Because k6 thresholds cause a non-zero exit code on failure, the CI step fails automatically when performance degrades beyond defined limits.

What to Test in CI vs. Dedicated Runs

| In CI (every PR) | Dedicated runs (scheduled) | |-------------------|---------------------------| | Smoke load test (low user count, short duration) | Full load test at production-scale traffic | | Key endpoint latency thresholds | Stress test to find breaking point | | Regression detection (compare to baseline) | Soak test for memory leaks | | < 5 minutes total | Spike test for surge resilience |

CI tests should be fast (under 5 minutes) and focused on detecting regressions. Full-scale load, stress, soak, and spike tests run on a schedule (nightly or weekly) against a staging environment that mirrors production.


Common Pitfalls

Testing Against Unrealistic Environments

Running a load test against a single-node staging server and extrapolating to a 10-node production cluster is meaningless. Your bottlenecks will be completely different — staging might be CPU-bound on a single core while production might be database-connection-bound across ten nodes. Test against an environment that mirrors production topology.

Testing Only the Happy Path

What happens when the database is slow? When a downstream service returns 500s? When the cache is cold? Load testing only the sunny-day scenario misses the most dangerous failure modes. Combine load testing with fault injection for realistic results.
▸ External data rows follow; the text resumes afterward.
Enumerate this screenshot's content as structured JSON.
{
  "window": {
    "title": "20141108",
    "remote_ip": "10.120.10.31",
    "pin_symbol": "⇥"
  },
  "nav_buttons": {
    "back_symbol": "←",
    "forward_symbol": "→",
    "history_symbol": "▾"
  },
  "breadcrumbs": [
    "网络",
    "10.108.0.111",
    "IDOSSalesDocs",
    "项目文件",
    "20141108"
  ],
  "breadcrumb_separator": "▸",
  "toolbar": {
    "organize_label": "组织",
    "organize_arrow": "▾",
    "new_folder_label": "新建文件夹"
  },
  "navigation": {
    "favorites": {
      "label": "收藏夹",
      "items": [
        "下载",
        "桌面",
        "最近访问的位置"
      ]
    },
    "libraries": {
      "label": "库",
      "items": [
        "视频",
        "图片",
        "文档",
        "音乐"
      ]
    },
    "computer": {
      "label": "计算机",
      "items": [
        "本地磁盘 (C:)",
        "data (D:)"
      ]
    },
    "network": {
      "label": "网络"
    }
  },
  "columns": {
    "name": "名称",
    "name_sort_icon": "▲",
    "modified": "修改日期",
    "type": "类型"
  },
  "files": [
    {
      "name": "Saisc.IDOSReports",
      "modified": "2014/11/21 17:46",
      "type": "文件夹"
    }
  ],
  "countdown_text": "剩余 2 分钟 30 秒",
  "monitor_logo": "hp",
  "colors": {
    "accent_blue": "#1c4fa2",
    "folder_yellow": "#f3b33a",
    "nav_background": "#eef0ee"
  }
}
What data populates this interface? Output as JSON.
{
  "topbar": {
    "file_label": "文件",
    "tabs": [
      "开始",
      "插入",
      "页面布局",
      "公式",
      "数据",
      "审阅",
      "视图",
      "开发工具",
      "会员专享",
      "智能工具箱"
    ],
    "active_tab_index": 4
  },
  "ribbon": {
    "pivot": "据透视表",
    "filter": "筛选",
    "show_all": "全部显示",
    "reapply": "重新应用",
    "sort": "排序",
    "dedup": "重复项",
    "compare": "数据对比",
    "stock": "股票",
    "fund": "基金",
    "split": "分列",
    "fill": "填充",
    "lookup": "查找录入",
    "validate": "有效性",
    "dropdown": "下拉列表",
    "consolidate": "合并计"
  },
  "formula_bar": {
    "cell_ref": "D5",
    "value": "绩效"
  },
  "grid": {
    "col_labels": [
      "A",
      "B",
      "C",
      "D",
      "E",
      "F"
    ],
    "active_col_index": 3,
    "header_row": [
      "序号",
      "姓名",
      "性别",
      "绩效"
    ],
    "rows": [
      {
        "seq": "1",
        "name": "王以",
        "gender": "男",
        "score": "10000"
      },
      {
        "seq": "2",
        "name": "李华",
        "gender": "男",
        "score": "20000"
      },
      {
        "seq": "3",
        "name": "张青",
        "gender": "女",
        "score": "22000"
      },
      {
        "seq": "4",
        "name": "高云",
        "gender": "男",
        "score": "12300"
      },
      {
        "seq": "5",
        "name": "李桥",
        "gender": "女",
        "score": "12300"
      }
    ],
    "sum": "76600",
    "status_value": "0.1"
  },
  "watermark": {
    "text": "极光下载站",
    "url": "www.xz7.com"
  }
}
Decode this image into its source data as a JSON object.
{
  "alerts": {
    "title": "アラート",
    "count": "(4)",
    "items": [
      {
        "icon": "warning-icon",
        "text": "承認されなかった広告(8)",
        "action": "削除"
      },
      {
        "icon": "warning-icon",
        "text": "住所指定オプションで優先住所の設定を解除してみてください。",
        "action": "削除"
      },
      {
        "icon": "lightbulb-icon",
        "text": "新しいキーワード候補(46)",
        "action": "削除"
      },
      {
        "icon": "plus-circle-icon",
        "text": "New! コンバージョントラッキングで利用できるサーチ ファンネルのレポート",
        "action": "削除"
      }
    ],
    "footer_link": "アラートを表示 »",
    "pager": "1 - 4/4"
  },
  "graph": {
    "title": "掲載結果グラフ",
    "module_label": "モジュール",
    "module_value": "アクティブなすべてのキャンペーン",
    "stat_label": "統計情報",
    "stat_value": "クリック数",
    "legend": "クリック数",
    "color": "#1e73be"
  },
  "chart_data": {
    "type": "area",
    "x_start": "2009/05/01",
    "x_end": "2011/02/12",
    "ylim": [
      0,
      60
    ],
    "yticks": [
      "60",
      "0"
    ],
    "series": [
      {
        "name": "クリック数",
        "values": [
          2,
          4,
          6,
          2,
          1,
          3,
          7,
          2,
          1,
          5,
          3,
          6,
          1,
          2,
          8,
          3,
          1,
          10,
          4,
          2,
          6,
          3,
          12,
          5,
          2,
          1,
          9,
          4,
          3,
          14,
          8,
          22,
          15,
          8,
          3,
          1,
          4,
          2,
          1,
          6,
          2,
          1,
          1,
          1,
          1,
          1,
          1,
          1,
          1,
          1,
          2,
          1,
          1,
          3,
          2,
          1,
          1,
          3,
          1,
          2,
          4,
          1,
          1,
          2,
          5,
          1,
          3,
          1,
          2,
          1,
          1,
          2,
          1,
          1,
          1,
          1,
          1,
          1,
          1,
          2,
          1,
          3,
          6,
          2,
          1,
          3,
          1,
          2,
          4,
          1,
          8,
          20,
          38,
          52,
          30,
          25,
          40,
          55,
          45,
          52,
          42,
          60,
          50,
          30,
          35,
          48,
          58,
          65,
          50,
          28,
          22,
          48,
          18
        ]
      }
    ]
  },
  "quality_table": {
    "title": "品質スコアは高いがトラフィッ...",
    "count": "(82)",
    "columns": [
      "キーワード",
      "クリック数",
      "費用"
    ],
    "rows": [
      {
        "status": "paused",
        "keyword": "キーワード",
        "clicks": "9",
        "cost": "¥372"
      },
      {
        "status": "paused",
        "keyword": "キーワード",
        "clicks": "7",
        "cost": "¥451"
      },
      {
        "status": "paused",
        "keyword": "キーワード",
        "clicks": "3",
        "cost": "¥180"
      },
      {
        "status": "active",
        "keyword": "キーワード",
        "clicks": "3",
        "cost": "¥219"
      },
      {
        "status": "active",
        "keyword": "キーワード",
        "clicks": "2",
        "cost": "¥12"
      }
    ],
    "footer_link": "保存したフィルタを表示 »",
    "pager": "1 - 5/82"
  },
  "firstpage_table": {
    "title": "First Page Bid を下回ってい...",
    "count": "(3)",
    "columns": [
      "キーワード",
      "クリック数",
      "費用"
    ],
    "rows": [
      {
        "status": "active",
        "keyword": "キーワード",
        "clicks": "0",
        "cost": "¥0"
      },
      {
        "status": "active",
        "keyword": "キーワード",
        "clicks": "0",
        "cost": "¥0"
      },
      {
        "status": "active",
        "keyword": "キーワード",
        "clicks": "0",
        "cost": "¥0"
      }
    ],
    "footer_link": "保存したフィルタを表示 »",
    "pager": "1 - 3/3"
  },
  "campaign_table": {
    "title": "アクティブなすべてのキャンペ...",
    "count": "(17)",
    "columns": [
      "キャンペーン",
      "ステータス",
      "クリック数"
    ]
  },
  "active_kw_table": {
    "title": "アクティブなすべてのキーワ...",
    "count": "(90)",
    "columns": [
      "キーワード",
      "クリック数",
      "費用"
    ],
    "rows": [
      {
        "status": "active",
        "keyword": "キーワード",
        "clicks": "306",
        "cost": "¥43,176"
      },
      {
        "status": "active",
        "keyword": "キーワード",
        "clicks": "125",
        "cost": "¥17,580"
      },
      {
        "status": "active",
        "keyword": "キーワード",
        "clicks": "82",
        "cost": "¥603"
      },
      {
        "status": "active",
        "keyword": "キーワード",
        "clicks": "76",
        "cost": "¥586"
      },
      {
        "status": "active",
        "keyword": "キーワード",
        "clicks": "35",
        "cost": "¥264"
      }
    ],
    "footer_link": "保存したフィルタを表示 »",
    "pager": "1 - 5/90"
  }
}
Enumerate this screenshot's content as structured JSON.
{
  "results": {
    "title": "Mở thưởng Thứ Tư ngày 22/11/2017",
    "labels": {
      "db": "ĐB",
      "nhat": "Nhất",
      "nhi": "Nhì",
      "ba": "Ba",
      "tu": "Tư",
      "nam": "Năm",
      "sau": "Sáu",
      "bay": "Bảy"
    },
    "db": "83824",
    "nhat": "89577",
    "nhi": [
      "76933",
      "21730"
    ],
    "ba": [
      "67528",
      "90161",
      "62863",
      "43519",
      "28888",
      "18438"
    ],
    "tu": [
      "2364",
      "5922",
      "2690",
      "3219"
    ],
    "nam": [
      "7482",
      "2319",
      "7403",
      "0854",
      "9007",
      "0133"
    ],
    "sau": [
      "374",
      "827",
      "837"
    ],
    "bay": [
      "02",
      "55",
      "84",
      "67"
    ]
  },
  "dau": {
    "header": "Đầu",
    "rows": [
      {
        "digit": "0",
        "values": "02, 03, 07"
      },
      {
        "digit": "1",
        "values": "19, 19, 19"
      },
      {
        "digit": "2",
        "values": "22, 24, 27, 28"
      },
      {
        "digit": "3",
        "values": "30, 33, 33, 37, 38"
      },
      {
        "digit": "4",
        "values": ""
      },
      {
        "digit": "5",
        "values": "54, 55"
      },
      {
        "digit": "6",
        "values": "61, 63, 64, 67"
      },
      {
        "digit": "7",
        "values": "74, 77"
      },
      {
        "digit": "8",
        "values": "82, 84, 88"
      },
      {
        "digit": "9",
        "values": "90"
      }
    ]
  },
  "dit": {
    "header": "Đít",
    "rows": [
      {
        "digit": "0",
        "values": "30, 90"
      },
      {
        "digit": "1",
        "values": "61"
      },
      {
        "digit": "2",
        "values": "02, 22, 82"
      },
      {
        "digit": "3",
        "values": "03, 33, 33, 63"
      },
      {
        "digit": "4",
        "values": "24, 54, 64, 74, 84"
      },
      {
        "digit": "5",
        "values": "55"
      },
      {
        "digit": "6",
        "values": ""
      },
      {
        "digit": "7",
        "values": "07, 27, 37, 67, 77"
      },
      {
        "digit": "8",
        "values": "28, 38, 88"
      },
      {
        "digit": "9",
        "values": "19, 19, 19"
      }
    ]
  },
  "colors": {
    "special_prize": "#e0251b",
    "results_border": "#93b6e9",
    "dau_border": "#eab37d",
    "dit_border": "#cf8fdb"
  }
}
No Baseline, No Comparison

A p95 of 450ms means nothing without context. Is that better or worse than last week? Set baselines and track trends. Many teams store performance results in a time-series database and alert on degradation.


Key Takeaways

  1. Always measure p95 and p99 latency, never just averages. Averages hide the experience of your most frustrated users.
  2. Load tests verify expected traffic. Stress tests find the breaking point. Soak tests find leaks. Spike tests verify surge handling. You need all four.
  3. The ramp-down phase of a stress test matters as much as the ramp-up. A system that doesn't recover has a serious problem.
  4. Performance testing in CI catches regressions before production. Use lightweight smoke tests on every PR and full-scale tests on a schedule.
  5. Test against environments that mirror production topology. Single-node staging results don't predict multi-node production behavior.
  6. Combine load testing with failure injection. Real production traffic doesn't arrive in a vacuum — it arrives while things are going wrong.
  7. Soak tests are boring by design and invaluable in practice. The memory leak that takes 8 hours to manifest will crash your service at 3 AM on a Saturday.